Wir haben am 27. Januar in Berlin den Molkereien unsere Preisforderungen mitgeteilt. Wir haben gesagt, wir erwarten, dass bis 1. Oktober ein Verhandlungsergebnis vorliegt, über das die Bauern dann befinden können. Die 40 Cent sind ja nicht aus der Luft gegriffen, sondern an unseren Kosten orientiert. Wir müssen beim tatsächlichen Auszahlungspreis noch deutlich höher liegen. Was der Handel in einer Nacht-Und-Nebel-Aktion jetzt daraus gemacht hat, hat mit uns nicht das Geringste zu tun, wir profitieren auch nicht davon. Graefe von Baringdorf hat richtig gestellt, dass die konsequente Vorgehensweise des BDM Bewegung in die Sache gebracht hat.

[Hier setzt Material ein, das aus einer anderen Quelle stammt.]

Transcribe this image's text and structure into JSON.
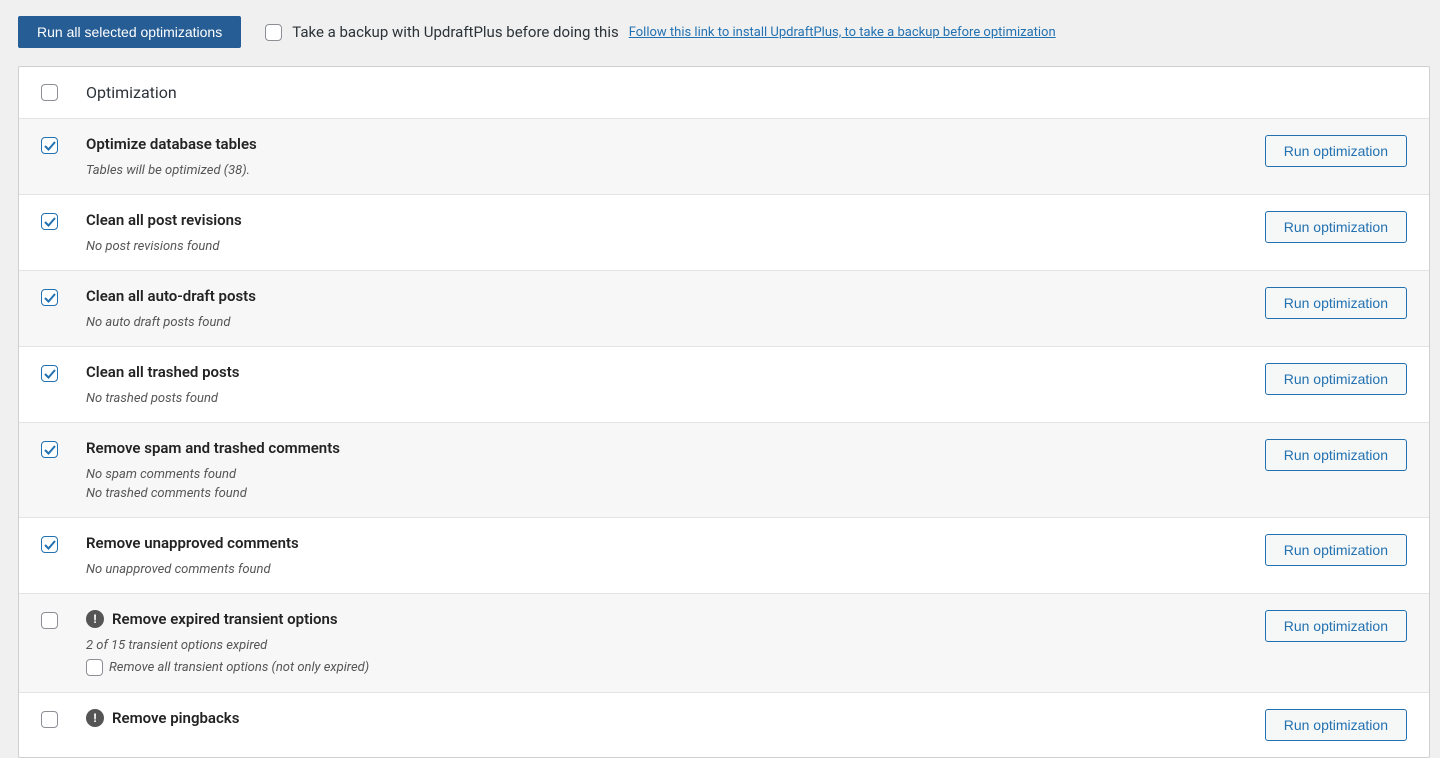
{
  "topbar": {
    "run_all_label": "Run all selected optimizations",
    "backup_label": "Take a backup with UpdraftPlus before doing this",
    "backup_link_text": "Follow this link to install UpdraftPlus, to take a backup before optimization"
  },
  "table": {
    "header": "Optimization",
    "run_button_label": "Run optimization",
    "rows": [
      {
        "checked": true,
        "alt": true,
        "warn": false,
        "title": "Optimize database tables",
        "desc": [
          "Tables will be optimized (38)."
        ]
      },
      {
        "checked": true,
        "alt": false,
        "warn": false,
        "title": "Clean all post revisions",
        "desc": [
          "No post revisions found"
        ]
      },
      {
        "checked": true,
        "alt": true,
        "warn": false,
        "title": "Clean all auto-draft posts",
        "desc": [
          "No auto draft posts found"
        ]
      },
      {
        "checked": true,
        "alt": false,
        "warn": false,
        "title": "Clean all trashed posts",
        "desc": [
          "No trashed posts found"
        ]
      },
      {
        "checked": true,
        "alt": true,
        "warn": false,
        "title": "Remove spam and trashed comments",
        "desc": [
          "No spam comments found",
          "No trashed comments found"
        ]
      },
      {
        "checked": true,
        "alt": false,
        "warn": false,
        "title": "Remove unapproved comments",
        "desc": [
          "No unapproved comments found"
        ]
      },
      {
        "checked": false,
        "alt": true,
        "warn": true,
        "title": "Remove expired transient options",
        "desc": [
          "2 of 15 transient options expired"
        ],
        "sub_option": "Remove all transient options (not only expired)"
      },
      {
        "checked": false,
        "alt": false,
        "warn": true,
        "title": "Remove pingbacks",
        "desc": []
      }
    ]
  }
}
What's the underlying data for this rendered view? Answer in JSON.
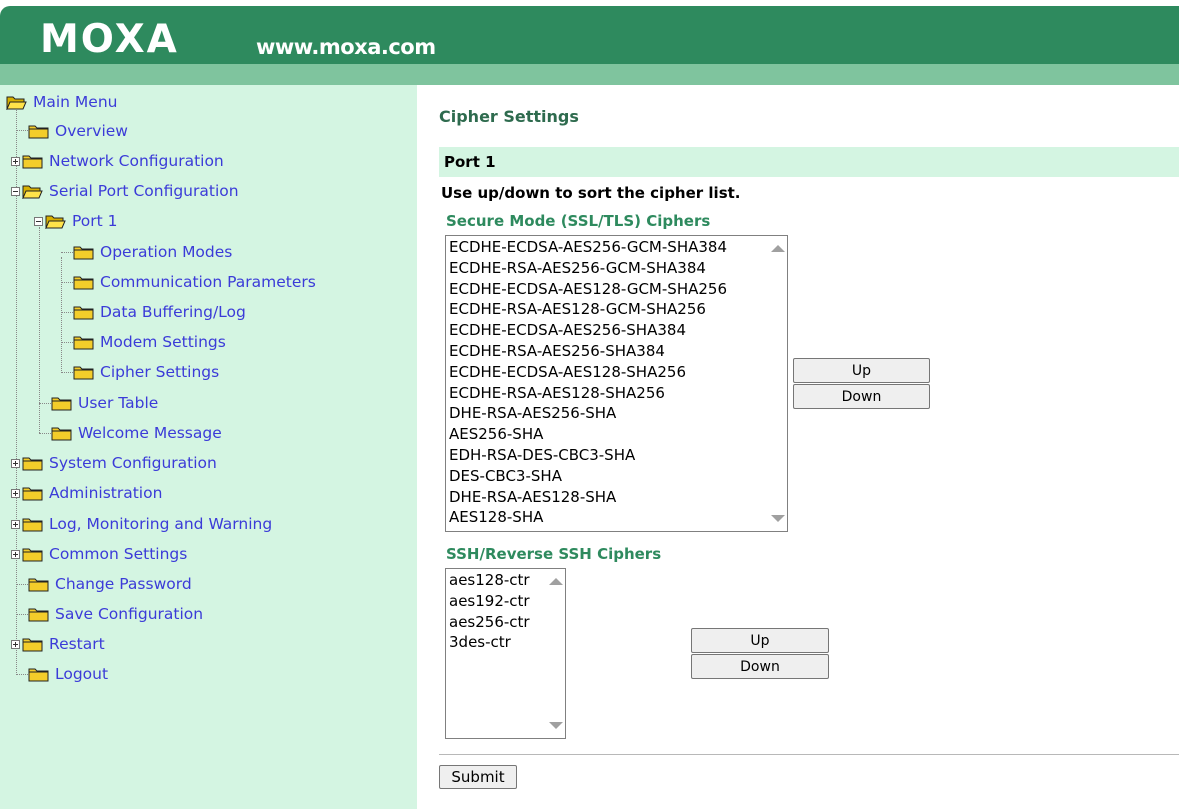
{
  "header": {
    "logo_text": "MOXA",
    "url": "www.moxa.com",
    "colors": {
      "dark": "#2e8a5e",
      "light": "#7fc49e"
    }
  },
  "sidebar": {
    "items": [
      {
        "label": "Main Menu",
        "icon": "open-folder-icon"
      },
      {
        "label": "Overview",
        "icon": "folder-icon"
      },
      {
        "label": "Network Configuration",
        "icon": "folder-icon",
        "expander": "plus"
      },
      {
        "label": "Serial Port Configuration",
        "icon": "open-folder-icon",
        "expander": "minus"
      },
      {
        "label": "Port 1",
        "icon": "open-folder-icon",
        "expander": "minus"
      },
      {
        "label": "Operation Modes",
        "icon": "folder-icon"
      },
      {
        "label": "Communication Parameters",
        "icon": "folder-icon"
      },
      {
        "label": "Data Buffering/Log",
        "icon": "folder-icon"
      },
      {
        "label": "Modem Settings",
        "icon": "folder-icon"
      },
      {
        "label": "Cipher Settings",
        "icon": "folder-icon"
      },
      {
        "label": "User Table",
        "icon": "folder-icon"
      },
      {
        "label": "Welcome Message",
        "icon": "folder-icon"
      },
      {
        "label": "System Configuration",
        "icon": "folder-icon",
        "expander": "plus"
      },
      {
        "label": "Administration",
        "icon": "folder-icon",
        "expander": "plus"
      },
      {
        "label": "Log, Monitoring and Warning",
        "icon": "folder-icon",
        "expander": "plus"
      },
      {
        "label": "Common Settings",
        "icon": "folder-icon",
        "expander": "plus"
      },
      {
        "label": "Change Password",
        "icon": "folder-icon"
      },
      {
        "label": "Save Configuration",
        "icon": "folder-icon"
      },
      {
        "label": "Restart",
        "icon": "folder-icon",
        "expander": "plus"
      },
      {
        "label": "Logout",
        "icon": "folder-icon"
      }
    ]
  },
  "main": {
    "title": "Cipher Settings",
    "port_title": "Port 1",
    "instructions": "Use up/down to sort the cipher list.",
    "ssl": {
      "label": "Secure Mode (SSL/TLS) Ciphers",
      "options": [
        "ECDHE-ECDSA-AES256-GCM-SHA384",
        "ECDHE-RSA-AES256-GCM-SHA384",
        "ECDHE-ECDSA-AES128-GCM-SHA256",
        "ECDHE-RSA-AES128-GCM-SHA256",
        "ECDHE-ECDSA-AES256-SHA384",
        "ECDHE-RSA-AES256-SHA384",
        "ECDHE-ECDSA-AES128-SHA256",
        "ECDHE-RSA-AES128-SHA256",
        "DHE-RSA-AES256-SHA",
        "AES256-SHA",
        "EDH-RSA-DES-CBC3-SHA",
        "DES-CBC3-SHA",
        "DHE-RSA-AES128-SHA",
        "AES128-SHA"
      ],
      "up_label": "Up",
      "down_label": "Down"
    },
    "ssh": {
      "label": "SSH/Reverse SSH Ciphers",
      "options": [
        "aes128-ctr",
        "aes192-ctr",
        "aes256-ctr",
        "3des-ctr"
      ],
      "up_label": "Up",
      "down_label": "Down"
    },
    "submit_label": "Submit"
  }
}
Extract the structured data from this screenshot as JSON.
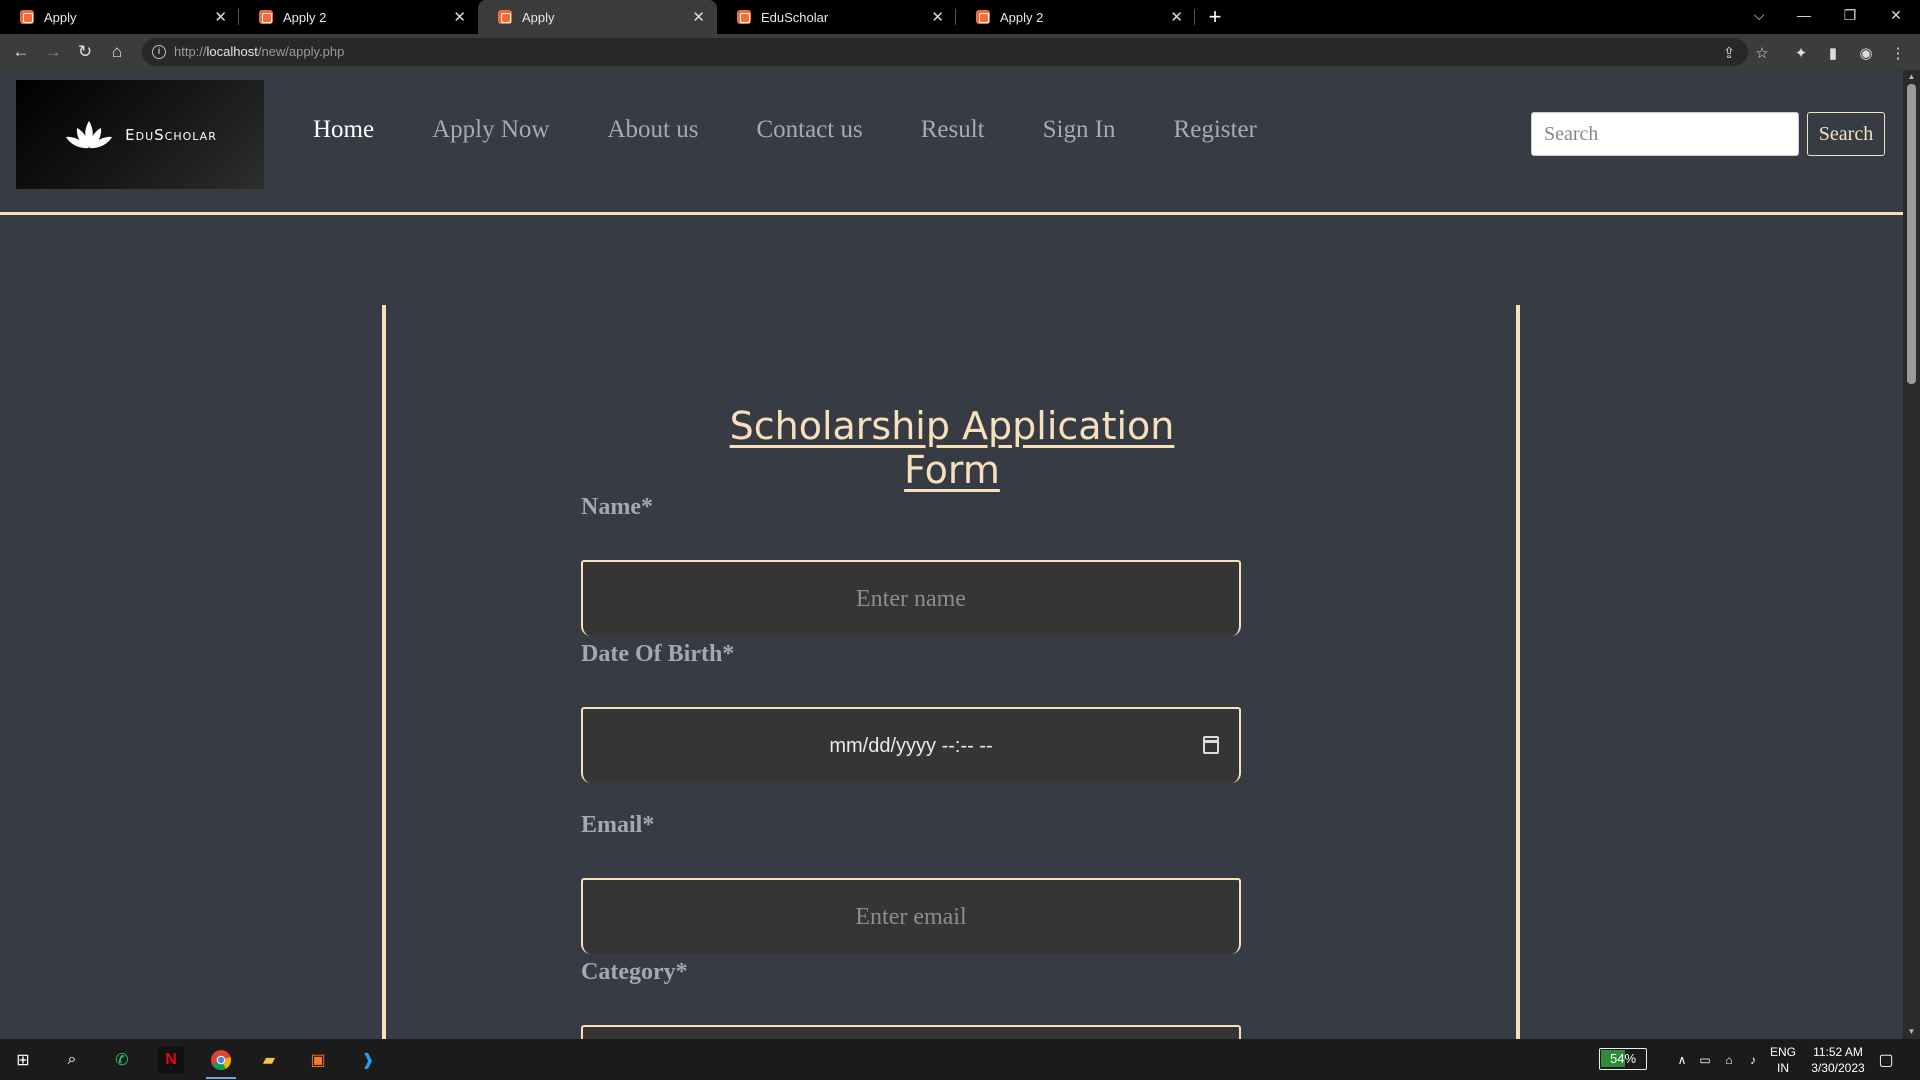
{
  "browser": {
    "tabs": [
      {
        "title": "Apply",
        "active": false
      },
      {
        "title": "Apply 2",
        "active": false
      },
      {
        "title": "Apply",
        "active": true
      },
      {
        "title": "EduScholar",
        "active": false
      },
      {
        "title": "Apply 2",
        "active": false
      }
    ],
    "url_prefix": "http://",
    "url_host": "localhost",
    "url_path": "/new/apply.php"
  },
  "site": {
    "logo_text": "EduScholar",
    "nav": [
      "Home",
      "Apply Now",
      "About us",
      "Contact us",
      "Result",
      "Sign In",
      "Register"
    ],
    "active_nav": "Home",
    "search_placeholder": "Search",
    "search_button": "Search"
  },
  "form": {
    "title": "Scholarship Application Form",
    "name_label": "Name*",
    "name_placeholder": "Enter name",
    "dob_label": "Date Of Birth*",
    "dob_placeholder": "mm/dd/yyyy --:-- --",
    "email_label": "Email*",
    "email_placeholder": "Enter email",
    "category_label": "Category*"
  },
  "taskbar": {
    "battery_percent": 54,
    "battery_label": "54%",
    "lang_line1": "ENG",
    "lang_line2": "IN",
    "time": "11:52 AM",
    "date": "3/30/2023"
  },
  "colors": {
    "page_bg": "#363b44",
    "accent": "#f7e0bc",
    "nav_text": "#a9aab0",
    "field_bg": "#353535"
  }
}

Wie schätzen Sie die Stimmung unter den Verbrauchern ein?
Für uns ist die Reaktion der Verbraucher eindeutig. Sie erkennen an, dass die Produkte seit dreißig Jahren im Preis unverändert sind oder gar billiger. Die Leute sagen, wenn wir schon mehr bezahlen sollen, dann muss entsprechend etwas bei den Bauern ankommen, die Bauern haben höhere Preise verdient. Wir werden daran arbeiten, dass diese Erkenntnis beim Verbraucher erhalten bleibt.
Bei wem sind die höheren Einnahmen aus den Preiserhöhungen gelandet?
Bei uns jedenfalls nicht.
Hat sich der BDM mit dem Deutschen Bauernverband abgestimmt?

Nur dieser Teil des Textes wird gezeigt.